The Blues Brothers: Xmas Special
3 December 2015
Ladies and gentlemen the joint is jumpin’.
The Blues Brothers: Xmas Special has come to town bringing the soul back into Christmas at the Arts Theatre in London from the 4th December throughout the holiday period until 10th January. It’s been 5 years since the last time this production was in town and Blues Brothers’ fans from all over the country will be shouting ‘Hallelujah’.
Even those who are not die hard fans will appreciate this show. From the moment the band take their places until the final chord of the 2nd encore, the energy level generated by the performance is phenomenal. There were many references to the extensive history of Blues Brothers’ but not knowing all of that background information does little to distract from a programme of well known classics.
A highlight among many is ‘I’m a King Bee’. This quirky song epitomizes their style which is rooted in the music. With the richness of the band at the heart, backing vocals and excellent lead vocals sing quirky lyrics with panache. Whilst in this song, the Blues Brothers sport a bee costume and everyone dances up a storm.
The Brothers themselves are wonderful. David Kristopher-Brown sings the role of ‘Joliet’ Jake Blues and never misses a note. His brother in blues, Elwood, is played by Joshua Mumby, who also directed and is appearing in his West End debut. His performance is memorable for his versatility and physical prowess. Kristopher-Brown and Mumby have played these roles together at times since a production in the Lowry theatre in 2012 and a successful Edinburgh Fringe Festival season. Familiarity shows in a fine connection between the pair.

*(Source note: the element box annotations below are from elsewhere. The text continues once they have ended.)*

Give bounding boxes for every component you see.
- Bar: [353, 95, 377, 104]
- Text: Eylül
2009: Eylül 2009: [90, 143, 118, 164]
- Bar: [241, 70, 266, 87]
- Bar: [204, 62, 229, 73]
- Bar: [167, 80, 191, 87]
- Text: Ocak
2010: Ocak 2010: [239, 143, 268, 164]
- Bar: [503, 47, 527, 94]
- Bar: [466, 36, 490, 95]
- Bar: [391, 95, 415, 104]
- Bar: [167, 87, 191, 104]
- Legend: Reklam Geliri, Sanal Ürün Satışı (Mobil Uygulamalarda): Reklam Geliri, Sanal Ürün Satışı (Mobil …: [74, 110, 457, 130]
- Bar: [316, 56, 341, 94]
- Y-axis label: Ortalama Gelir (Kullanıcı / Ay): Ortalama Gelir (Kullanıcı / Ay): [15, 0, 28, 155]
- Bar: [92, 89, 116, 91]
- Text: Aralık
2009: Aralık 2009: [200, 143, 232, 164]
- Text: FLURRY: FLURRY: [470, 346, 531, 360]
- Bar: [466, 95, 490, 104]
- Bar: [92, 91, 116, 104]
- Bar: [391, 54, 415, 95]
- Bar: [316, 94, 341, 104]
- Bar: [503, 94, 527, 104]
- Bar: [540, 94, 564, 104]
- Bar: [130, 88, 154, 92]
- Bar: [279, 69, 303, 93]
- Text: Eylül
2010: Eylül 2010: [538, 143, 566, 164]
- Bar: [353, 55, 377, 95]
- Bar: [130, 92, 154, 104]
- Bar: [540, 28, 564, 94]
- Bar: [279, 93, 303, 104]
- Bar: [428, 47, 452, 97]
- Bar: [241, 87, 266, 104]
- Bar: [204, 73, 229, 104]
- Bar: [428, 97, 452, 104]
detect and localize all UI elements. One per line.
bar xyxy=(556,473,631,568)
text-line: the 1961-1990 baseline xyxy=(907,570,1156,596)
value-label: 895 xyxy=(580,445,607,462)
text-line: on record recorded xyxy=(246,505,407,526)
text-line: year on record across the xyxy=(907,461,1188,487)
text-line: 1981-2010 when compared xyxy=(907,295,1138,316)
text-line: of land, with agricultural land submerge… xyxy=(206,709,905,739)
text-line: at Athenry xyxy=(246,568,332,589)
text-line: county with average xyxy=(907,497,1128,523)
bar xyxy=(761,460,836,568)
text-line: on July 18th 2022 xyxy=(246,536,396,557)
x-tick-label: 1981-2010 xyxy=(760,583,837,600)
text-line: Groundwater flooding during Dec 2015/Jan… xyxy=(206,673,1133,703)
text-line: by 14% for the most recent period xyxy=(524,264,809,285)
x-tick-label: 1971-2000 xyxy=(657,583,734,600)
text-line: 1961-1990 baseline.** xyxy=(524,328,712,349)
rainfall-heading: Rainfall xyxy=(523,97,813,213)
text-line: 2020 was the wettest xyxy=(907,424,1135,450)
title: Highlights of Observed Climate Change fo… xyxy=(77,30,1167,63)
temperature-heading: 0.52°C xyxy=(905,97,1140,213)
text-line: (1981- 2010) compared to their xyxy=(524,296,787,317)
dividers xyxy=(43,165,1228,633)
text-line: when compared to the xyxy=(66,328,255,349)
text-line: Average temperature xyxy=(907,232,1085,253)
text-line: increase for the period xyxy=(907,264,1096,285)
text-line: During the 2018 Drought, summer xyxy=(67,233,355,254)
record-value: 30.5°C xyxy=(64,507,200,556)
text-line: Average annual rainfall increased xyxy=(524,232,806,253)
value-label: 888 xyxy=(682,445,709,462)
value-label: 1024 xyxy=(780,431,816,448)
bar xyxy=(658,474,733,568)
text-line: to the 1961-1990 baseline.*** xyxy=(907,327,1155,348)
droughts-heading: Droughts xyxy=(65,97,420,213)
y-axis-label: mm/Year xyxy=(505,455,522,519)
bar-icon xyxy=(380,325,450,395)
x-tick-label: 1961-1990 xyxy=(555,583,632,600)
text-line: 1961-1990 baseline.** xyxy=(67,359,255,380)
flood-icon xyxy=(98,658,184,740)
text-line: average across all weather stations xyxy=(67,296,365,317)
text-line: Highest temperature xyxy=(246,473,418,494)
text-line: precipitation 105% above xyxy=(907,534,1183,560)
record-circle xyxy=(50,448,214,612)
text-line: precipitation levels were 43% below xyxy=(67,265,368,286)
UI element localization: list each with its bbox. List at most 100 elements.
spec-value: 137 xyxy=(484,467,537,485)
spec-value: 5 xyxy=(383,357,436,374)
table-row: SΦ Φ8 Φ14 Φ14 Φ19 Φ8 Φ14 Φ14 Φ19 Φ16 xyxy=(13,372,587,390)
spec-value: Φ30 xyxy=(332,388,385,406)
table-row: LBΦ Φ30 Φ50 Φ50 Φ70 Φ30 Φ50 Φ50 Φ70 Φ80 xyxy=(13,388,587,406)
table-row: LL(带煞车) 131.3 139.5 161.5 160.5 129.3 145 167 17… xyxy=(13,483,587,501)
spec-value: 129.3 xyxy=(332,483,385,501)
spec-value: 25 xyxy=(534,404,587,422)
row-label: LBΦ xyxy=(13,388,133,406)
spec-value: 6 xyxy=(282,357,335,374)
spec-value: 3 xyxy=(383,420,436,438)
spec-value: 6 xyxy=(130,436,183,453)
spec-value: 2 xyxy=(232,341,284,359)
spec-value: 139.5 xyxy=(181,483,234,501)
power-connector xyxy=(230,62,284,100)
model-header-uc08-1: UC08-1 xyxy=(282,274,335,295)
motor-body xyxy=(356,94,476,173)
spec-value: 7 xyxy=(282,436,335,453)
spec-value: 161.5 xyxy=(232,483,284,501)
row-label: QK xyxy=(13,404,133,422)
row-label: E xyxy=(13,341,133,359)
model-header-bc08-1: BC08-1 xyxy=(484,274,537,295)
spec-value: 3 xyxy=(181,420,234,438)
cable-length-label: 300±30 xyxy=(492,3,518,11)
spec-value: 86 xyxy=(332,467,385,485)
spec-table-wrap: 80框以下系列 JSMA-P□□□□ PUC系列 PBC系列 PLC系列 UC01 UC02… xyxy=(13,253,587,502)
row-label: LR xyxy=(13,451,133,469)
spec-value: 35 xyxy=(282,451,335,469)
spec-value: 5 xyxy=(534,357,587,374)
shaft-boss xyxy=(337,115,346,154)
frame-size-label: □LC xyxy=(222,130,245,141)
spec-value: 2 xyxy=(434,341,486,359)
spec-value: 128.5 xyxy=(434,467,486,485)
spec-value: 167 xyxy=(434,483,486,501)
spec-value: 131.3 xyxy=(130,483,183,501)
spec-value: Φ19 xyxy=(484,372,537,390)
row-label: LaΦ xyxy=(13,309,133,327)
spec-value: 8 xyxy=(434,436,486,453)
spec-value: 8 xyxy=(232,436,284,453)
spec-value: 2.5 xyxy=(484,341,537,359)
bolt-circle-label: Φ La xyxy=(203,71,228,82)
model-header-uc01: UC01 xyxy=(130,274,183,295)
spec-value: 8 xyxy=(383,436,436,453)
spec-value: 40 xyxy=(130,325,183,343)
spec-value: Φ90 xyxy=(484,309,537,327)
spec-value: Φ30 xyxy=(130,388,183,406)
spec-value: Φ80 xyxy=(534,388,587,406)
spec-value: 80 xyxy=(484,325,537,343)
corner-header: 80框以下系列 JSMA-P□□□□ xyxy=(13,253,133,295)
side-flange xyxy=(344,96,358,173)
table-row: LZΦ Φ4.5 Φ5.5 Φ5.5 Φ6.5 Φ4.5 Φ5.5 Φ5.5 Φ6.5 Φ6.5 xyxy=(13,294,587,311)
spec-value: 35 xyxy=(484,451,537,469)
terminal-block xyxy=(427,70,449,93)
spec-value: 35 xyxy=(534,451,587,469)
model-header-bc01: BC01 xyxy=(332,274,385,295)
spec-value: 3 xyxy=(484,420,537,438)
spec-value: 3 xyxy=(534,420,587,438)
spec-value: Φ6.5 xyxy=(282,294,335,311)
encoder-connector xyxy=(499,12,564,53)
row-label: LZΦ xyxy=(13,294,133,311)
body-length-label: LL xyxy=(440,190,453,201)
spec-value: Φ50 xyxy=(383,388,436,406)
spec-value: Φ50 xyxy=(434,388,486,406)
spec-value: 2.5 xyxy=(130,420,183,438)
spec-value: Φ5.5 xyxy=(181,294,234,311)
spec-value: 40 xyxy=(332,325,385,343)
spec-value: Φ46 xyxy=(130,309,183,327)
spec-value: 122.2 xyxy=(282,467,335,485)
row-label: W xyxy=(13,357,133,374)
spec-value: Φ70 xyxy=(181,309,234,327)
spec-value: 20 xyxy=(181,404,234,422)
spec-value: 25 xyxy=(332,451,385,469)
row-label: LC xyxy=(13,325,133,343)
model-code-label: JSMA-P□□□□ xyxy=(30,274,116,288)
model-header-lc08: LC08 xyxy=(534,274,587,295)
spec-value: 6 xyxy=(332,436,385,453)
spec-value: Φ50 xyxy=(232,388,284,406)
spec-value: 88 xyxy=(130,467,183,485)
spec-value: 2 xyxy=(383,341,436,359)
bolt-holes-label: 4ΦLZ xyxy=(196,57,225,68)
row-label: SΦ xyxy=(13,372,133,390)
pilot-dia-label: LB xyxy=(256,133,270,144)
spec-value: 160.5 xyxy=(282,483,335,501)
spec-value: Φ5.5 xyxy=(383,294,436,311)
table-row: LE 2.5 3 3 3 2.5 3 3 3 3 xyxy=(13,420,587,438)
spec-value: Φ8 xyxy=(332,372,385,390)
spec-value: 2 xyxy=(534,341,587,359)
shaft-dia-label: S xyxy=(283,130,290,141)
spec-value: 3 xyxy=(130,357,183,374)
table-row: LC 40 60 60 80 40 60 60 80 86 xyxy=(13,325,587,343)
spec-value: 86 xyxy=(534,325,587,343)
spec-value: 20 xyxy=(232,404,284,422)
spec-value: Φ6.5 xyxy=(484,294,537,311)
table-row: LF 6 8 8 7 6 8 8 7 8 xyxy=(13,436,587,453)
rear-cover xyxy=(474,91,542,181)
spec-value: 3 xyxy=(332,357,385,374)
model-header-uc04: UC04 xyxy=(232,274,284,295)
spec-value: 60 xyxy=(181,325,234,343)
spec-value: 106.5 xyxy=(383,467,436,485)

The award for versatility of character goes to Simon Ray-Harvey. He appears first as Ray with a dynamic rendition of the signature song ‘Shake Your Tail Feather’, sings and dances up a storm with ‘Minnie the Moocher’ as Curtis and also makes a wonderful reverend with the heavenly choir backing him. All of this and charisma as well.
There are several opportunities in the show that move the Stass Sisters from the backline to the front and they are fabulous. ‘Think’ and ‘R-e-s-p-e-c-t’ both feature the winning vocals of T’Shan Williams and she sparkles in the spotlight. Other numbers that feature all the girls thankfully, because Hannah Kee and Sasi Strallen deserve to be heard as well. In a show where the dance element is so strong it was surprising that one of these numbers gets a little untidy when the ladies share a single standing microphone.
Of course the band is fundamental to the success of any production of this type. Maestro James Robert Ball leads from the keyboards where he proves himself a force and he has combined his band into a very effective unit. All instruments are featured in solos and Wesley Frankel on the saxophone deserves special mention.
There are few negatives in the show. There were times when the sound wasn’t supporting the performances to maximum effect. Some instruments were lost in the mix, some of the backing vocals were unbalanced and some solo sections were picked up late. There is time for these minor inconsistencies to be fixed. The lighting on the other hand was well designed and executed.
This is a Xmas Special that doesn’t hammer home the same old Christmas songs ad nauseam. Instead it gives Blues Brothers enthusiasts plenty of the music they know and love and rounds out the show with a treatment of a smattering of Christmas songs in their own inimitable style.
See this show in a mood to get carried away in the moment and joy of the phenomenon that is The Blues Brothers.